The desperate suzerains of the Red Ponzi are incorrigible. There appears to be no insult to economic rationality that they will not attempt in order to perpetuate their power, privileges and rule.
So now comes the most preposterous gambit yet. Namely, a veritable tsunami of state handouts to foster, yes, capitalist entrepreneurs!
That’s right. As described by Bloomberg, Premier Li Keqiang gave the word, and, presto, nearly $340 billion poured into an instantly confected army of purported venture capital funds run by local government officialdom all over the land.
China is getting into the venture capital business in a big way. A really, really big way.
The country’s government-backed venture funds raised about 1.5 trillion yuan ($231 billion) in 2015, tripling the amount under management in a single year to 2.2 trillion yuan ($340 billion), according to data compiled by the consultancy Zero2IPO Group. That’s the biggest pot of money for startups in the world and almost five times the sum raised by other venture firms last year globally,according to London-based consultancy Preqin Ltd.
Really? These are the same folks who built themselves a 1.2 billion ton steel industry in less than two decades, representing double what they can actually use and far more capacity than the rest of the world combined. That freakish industrial eruption is now tumbling into a red hole of losses, decay, abandonment and waste, but never mind. Now the Beijing comrades are going to seed venture capitalists at 5X the rate of the entire planet?

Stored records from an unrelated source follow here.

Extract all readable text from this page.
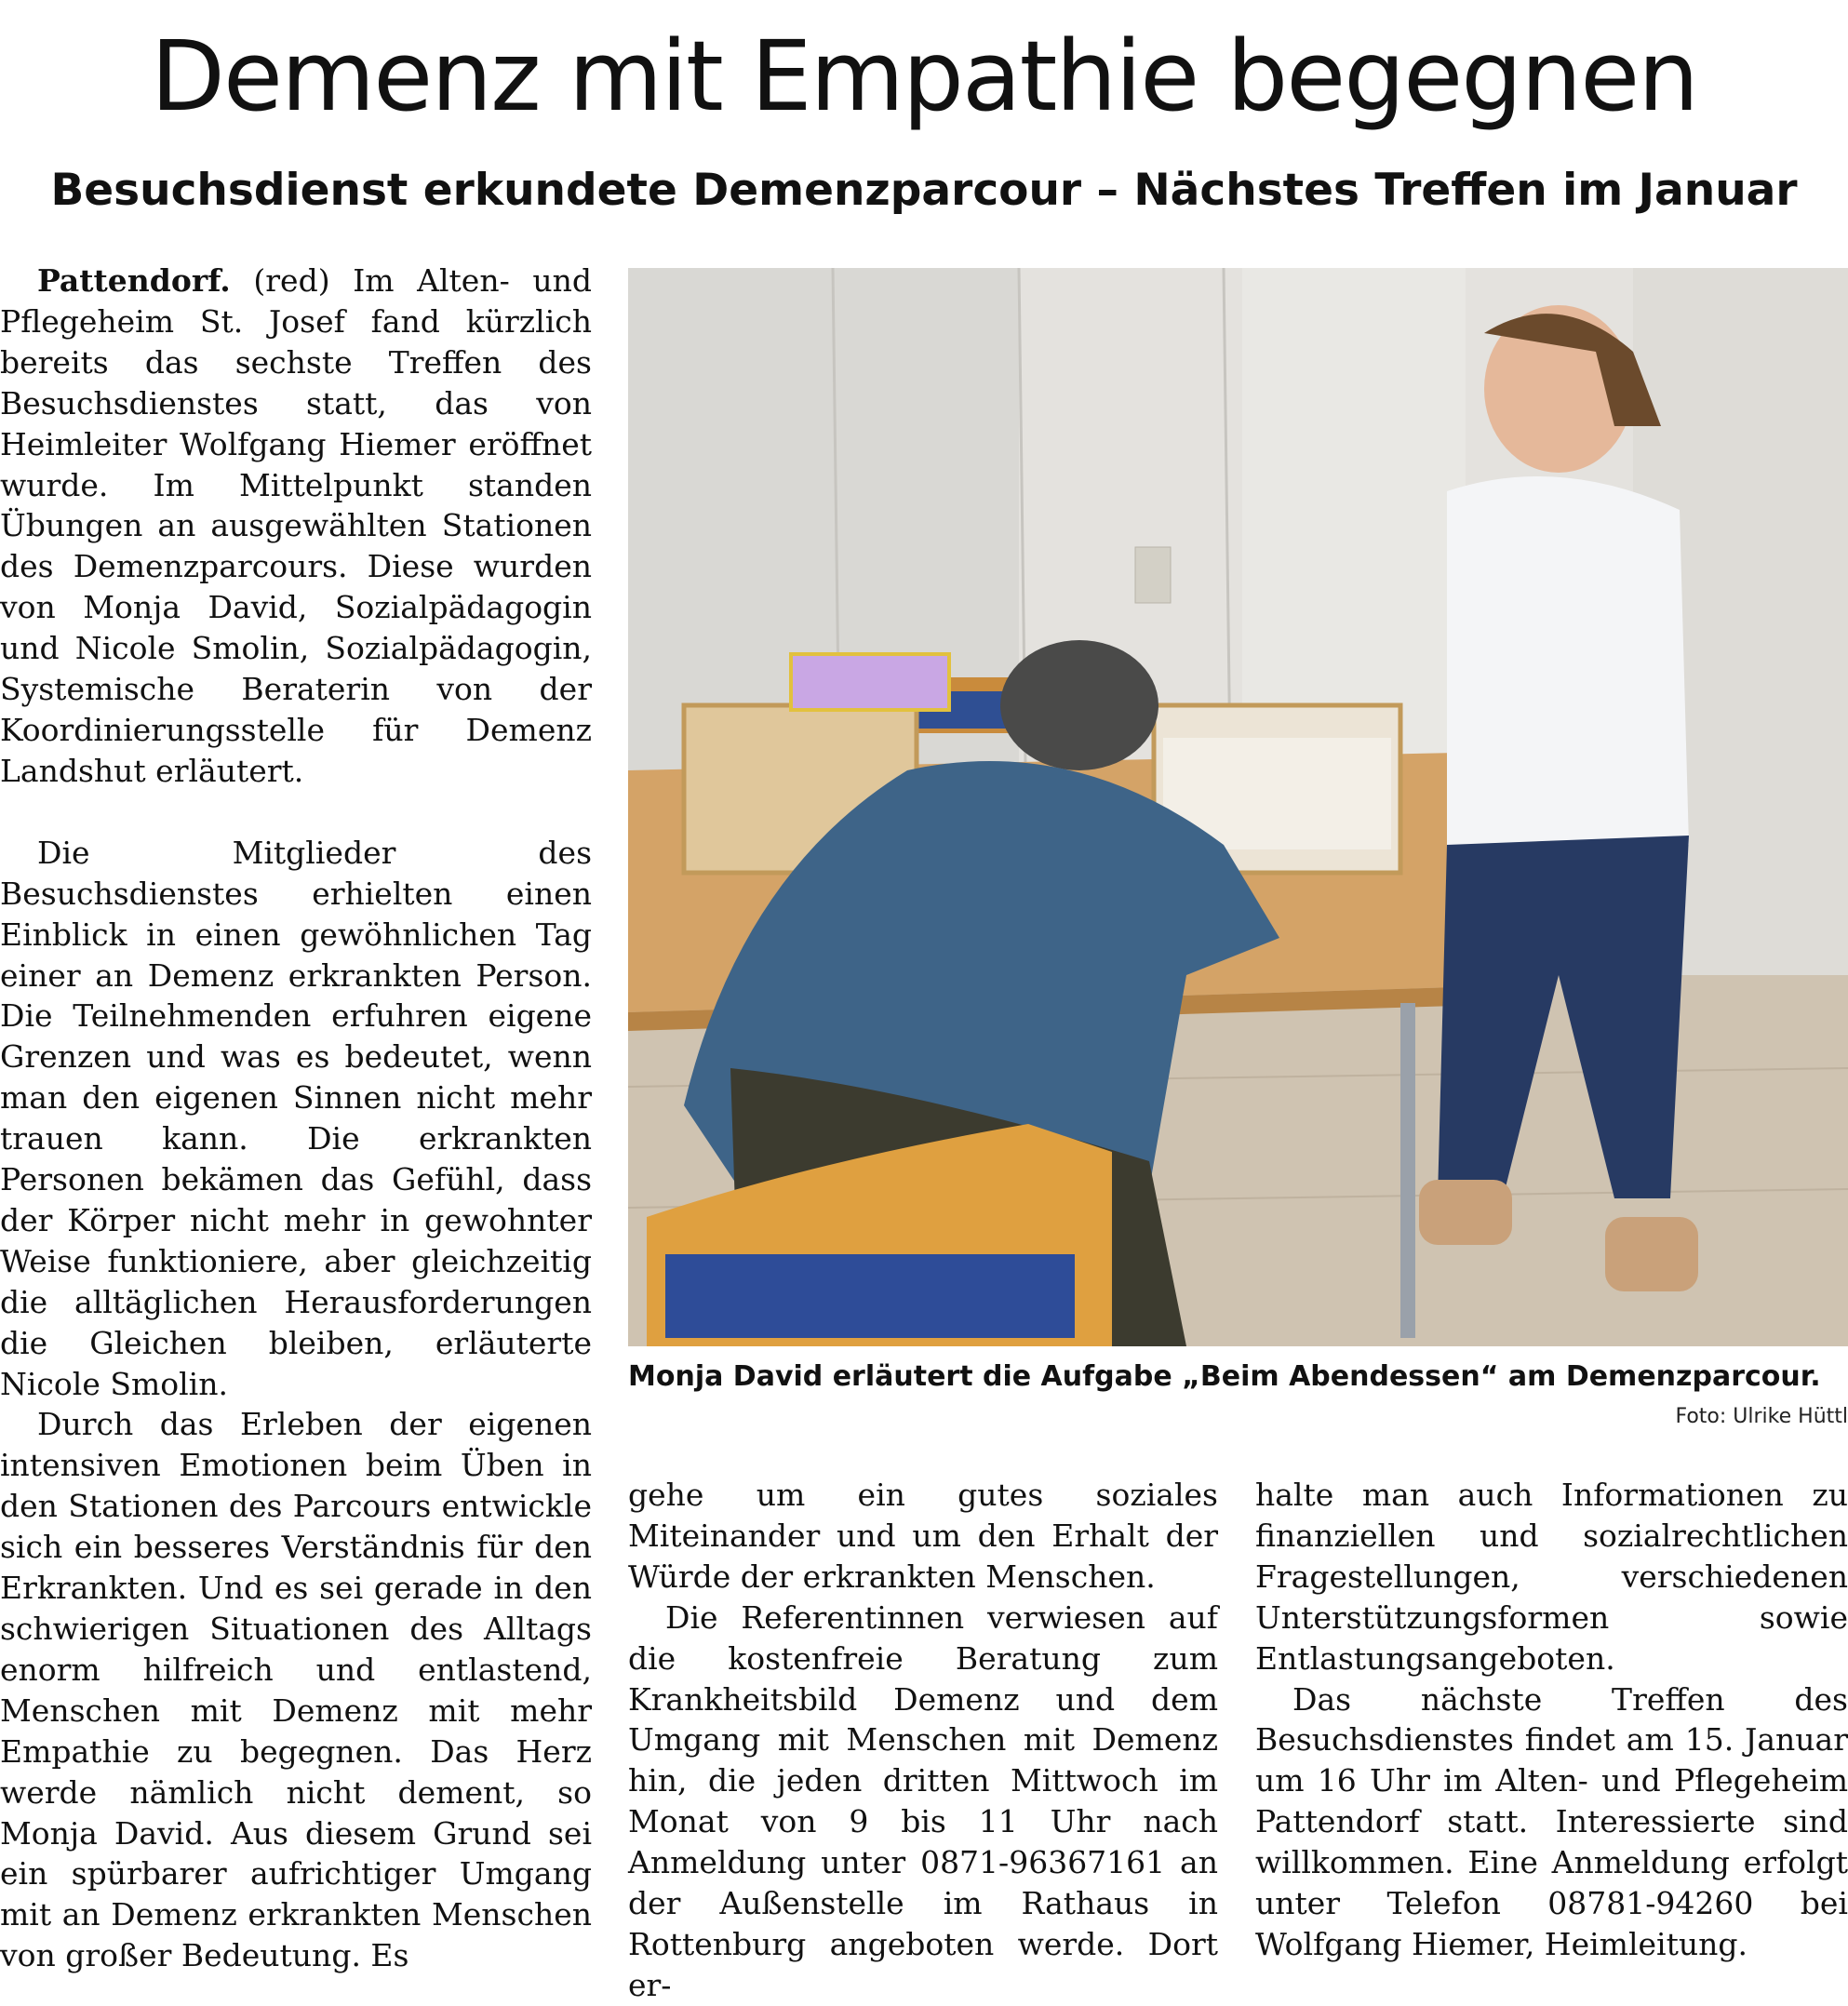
Demenz mit Empathie begegnen
Besuchsdienst erkundete Demenzparcour – Nächstes Treffen im Januar

Pattendorf. (red) Im Alten- und Pflegeheim St. Josef fand kürzlich bereits das sechste Treffen des Besuchsdienstes statt, das von Heimleiter Wolfgang Hiemer eröffnet wurde. Im Mittelpunkt standen Übungen an ausgewählten Stationen des Demenzparcours. Diese wurden von Monja David, Sozialpädagogin und Nicole Smolin, Sozialpädagogin, Systemische Beraterin von der Koordinierungsstelle für Demenz Landshut erläutert.

Die Mitglieder des Besuchsdienstes erhielten einen Einblick in einen gewöhnlichen Tag einer an Demenz erkrankten Person. Die Teilnehmenden erfuhren eigene Grenzen und was es bedeutet, wenn man den eigenen Sinnen nicht mehr trauen kann. Die erkrankten Personen bekämen das Gefühl, dass der Körper nicht mehr in gewohnter Weise funktioniere, aber gleichzeitig die alltäglichen Herausforderungen die Gleichen bleiben, erläuterte Nicole Smolin.

Durch das Erleben der eigenen intensiven Emotionen beim Üben in den Stationen des Parcours entwickle sich ein besseres Verständnis für den Erkrankten. Und es sei gerade in den schwierigen Situationen des Alltags enorm hilfreich und entlastend, Menschen mit Demenz mit mehr Empathie zu begegnen. Das Herz werde nämlich nicht dement, so Monja David. Aus diesem Grund sei ein spürbarer aufrichtiger Umgang mit an Demenz erkrankten Menschen von großer Bedeutung. Es

Monja David erläutert die Aufgabe „Beim Abendessen“ am Demenzparcour.

Foto: Ulrike Hüttl

gehe um ein gutes soziales Miteinander und um den Erhalt der Würde der erkrankten Menschen.

Die Referentinnen verwiesen auf die kostenfreie Beratung zum Krankheitsbild Demenz und dem Umgang mit Menschen mit Demenz hin, die jeden dritten Mittwoch im Monat von 9 bis 11 Uhr nach Anmeldung unter 0871-96367161 an der Außenstelle im Rathaus in Rottenburg angeboten werde. Dort er-

halte man auch Informationen zu finanziellen und sozialrechtlichen Fragestellungen, verschiedenen Unterstützungsformen sowie Entlastungsangeboten.

Das nächste Treffen des Besuchsdienstes findet am 15. Januar um 16 Uhr im Alten- und Pflegeheim Pattendorf statt. Interessierte sind willkommen. Eine Anmeldung erfolgt unter Telefon 08781-94260 bei Wolfgang Hiemer, Heimleitung.
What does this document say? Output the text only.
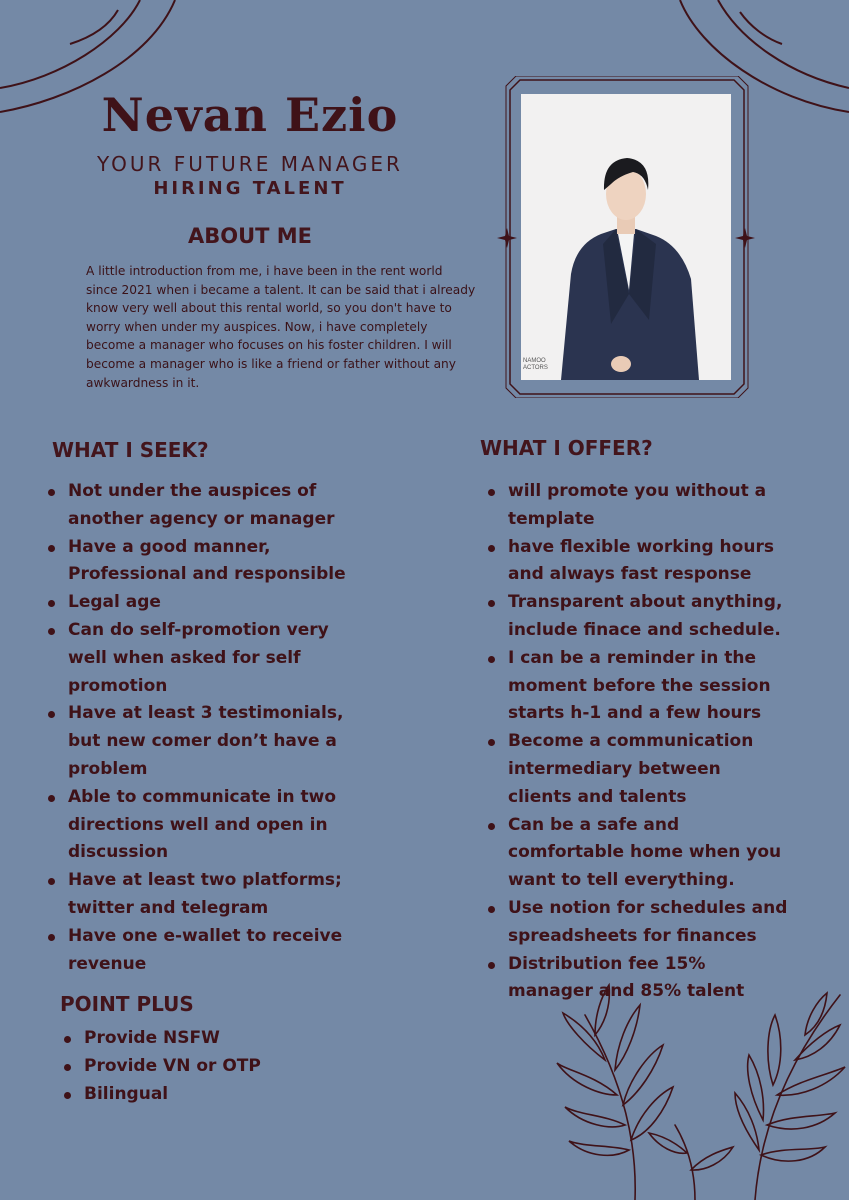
Nevan Ezio
YOUR FUTURE MANAGER
HIRING TALENT
ABOUT ME

A little introduction from me, i have been in the rent world since 2021 when i became a talent. It can be said that i already know very well about this rental world, so you don't have to worry when under my auspices. Now, i have completely become a manager who focuses on his foster children. I will become a manager who is like a friend or father without any awkwardness in it.

NAMOO ACTORS
WHAT I SEEK?
Not under the auspices of another agency or manager
Have a good manner, Professional and responsible
Legal age
Can do self-promotion very well when asked for self promotion
Have at least 3 testimonials, but new comer don’t have a problem
Able to communicate in two directions well and open in discussion
Have at least two platforms; twitter and telegram
Have one e-wallet to receive revenue
POINT PLUS
Provide NSFW
Provide VN or OTP
Bilingual
WHAT I OFFER?
will promote you without a template
have flexible working hours and always fast response
Transparent about anything, include finace and schedule.
I can be a reminder in the moment before the session starts h-1 and a few hours
Become a communication intermediary between clients and talents
Can be a safe and comfortable home when you want to tell everything.
Use notion for schedules and spreadsheets for finances
Distribution fee 15% manager and 85% talent
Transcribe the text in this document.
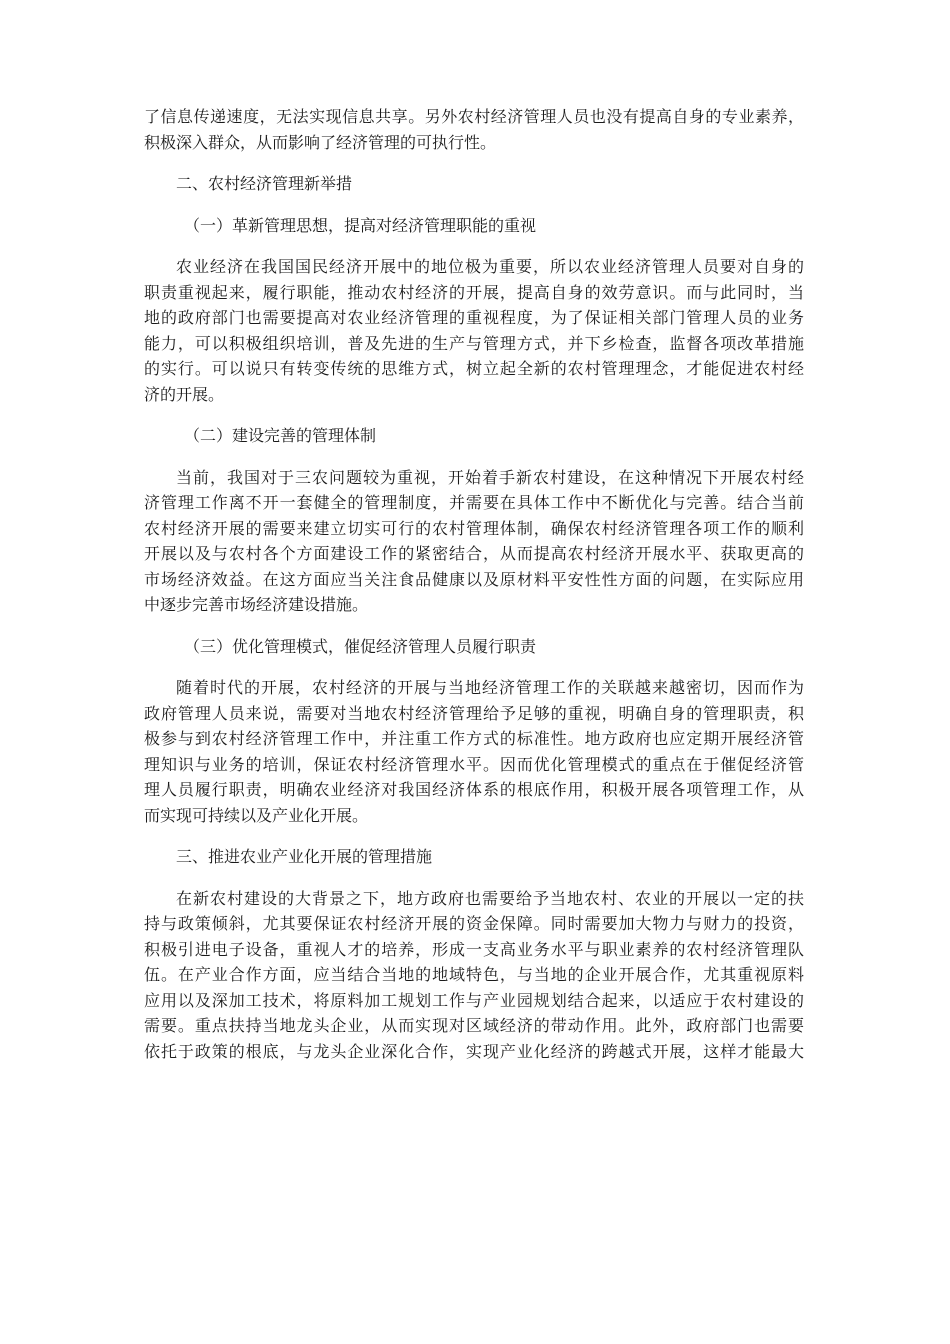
了信息传递速度，无法实现信息共享。另外农村经济管理人员也没有提高自身的专业素养，
积极深入群众，从而影响了经济管理的可执行性。
二、农村经济管理新举措
（一）革新管理思想，提高对经济管理职能的重视
农业经济在我国国民经济开展中的地位极为重要，所以农业经济管理人员要对自身的
职责重视起来，履行职能，推动农村经济的开展，提高自身的效劳意识。而与此同时，当
地的政府部门也需要提高对农业经济管理的重视程度，为了保证相关部门管理人员的业务
能力，可以积极组织培训，普及先进的生产与管理方式，并下乡检查，监督各项改革措施
的实行。可以说只有转变传统的思维方式，树立起全新的农村管理理念，才能促进农村经
济的开展。
（二）建设完善的管理体制
当前，我国对于三农问题较为重视，开始着手新农村建设，在这种情况下开展农村经
济管理工作离不开一套健全的管理制度，并需要在具体工作中不断优化与完善。结合当前
农村经济开展的需要来建立切实可行的农村管理体制，确保农村经济管理各项工作的顺利
开展以及与农村各个方面建设工作的紧密结合，从而提高农村经济开展水平、获取更高的
市场经济效益。在这方面应当关注食品健康以及原材料平安性性方面的问题，在实际应用
中逐步完善市场经济建设措施。
（三）优化管理模式，催促经济管理人员履行职责
随着时代的开展，农村经济的开展与当地经济管理工作的关联越来越密切，因而作为
政府管理人员来说，需要对当地农村经济管理给予足够的重视，明确自身的管理职责，积
极参与到农村经济管理工作中，并注重工作方式的标准性。地方政府也应定期开展经济管
理知识与业务的培训，保证农村经济管理水平。因而优化管理模式的重点在于催促经济管
理人员履行职责，明确农业经济对我国经济体系的根底作用，积极开展各项管理工作，从
而实现可持续以及产业化开展。
三、推进农业产业化开展的管理措施
在新农村建设的大背景之下，地方政府也需要给予当地农村、农业的开展以一定的扶
持与政策倾斜，尤其要保证农村经济开展的资金保障。同时需要加大物力与财力的投资，
积极引进电子设备，重视人才的培养，形成一支高业务水平与职业素养的农村经济管理队
伍。在产业合作方面，应当结合当地的地域特色，与当地的企业开展合作，尤其重视原料
应用以及深加工技术，将原料加工规划工作与产业园规划结合起来，以适应于农村建设的
需要。重点扶持当地龙头企业，从而实现对区域经济的带动作用。此外，政府部门也需要
依托于政策的根底，与龙头企业深化合作，实现产业化经济的跨越式开展，这样才能最大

It puts you in mind of Mao’s Great Leap Forward, which endeavored to put a steel furnace in every Chinese farmer’s back yard. Of course, when they melted down their plows and hoes for scrap, the resulting leap was not exactly forward.
The only difference is that today’s Chinese leaders wear business suits, speak the lingo of western finance and dye their hair black.Yet the very idea that Beijing could wave a wand and launch 1,600 high-tech incubators for start-ups within a few months time and mobilize 2.2 trillion yuan ($340 billion) of venture capital is a measure of the incendiary lunacy which has gripped the Red Ponzi:
The money’s in what are known as government guidance funds, where local and central agencies play some role. With 780 such funds nationwide and a lot of experimentation, there’s no set model for how they’re managed or funded. The bulk of their capital comes from tax revenue or state-backed loans.
The money is part of Premier Li Keqiang’s effort to bolster the slowing Chinese economy through innovation and reducing its dependence on heavy industry. The country began a campaign to support entrepreneurship in 2014 and has since opened 1,600 high-tech incubators for startups.
Somehow Bloomberg did manage to find one sane commentator on this colossal farce who minced no words. Gary Rieschel, founder of Qiming Venture Partners, suggested that this huge influx of cash raises the possibility of a boom-and-bust cycle like the government-led investment in China’s solar and wind power sectors, among others:
…..“They have a fantasy that if they give everyone money they’ll create entrepreneurs,” he said. But inexperienced or corrupt managers are likely to invest in dozens of regional copycats unable to get big enough to be profitable, he said. “What it will result in is catastrophic losses for the government.”
The point is, an unhinged central bank printing press and a limitless spigot of state funds will eventually create waste, not wealth. Indeed, the stated rationale for this latest burst of madness is the proof of the pudding. They are trying to shove risk capital were private venture investors won’t go——which is to say, in exactly the wrong places.
The cash is meant to “overcome the failure of pure market-oriented allocation of venture capital,” by steering investment into seed and early stages, according to Zero2IPO. The government wants to attract money to riskier startups shunned by private investors who chase quicker and surer returns in late-stage bets, Wu Qing, a researcher for the State Council Development and Research Center, told the China Youth Daily.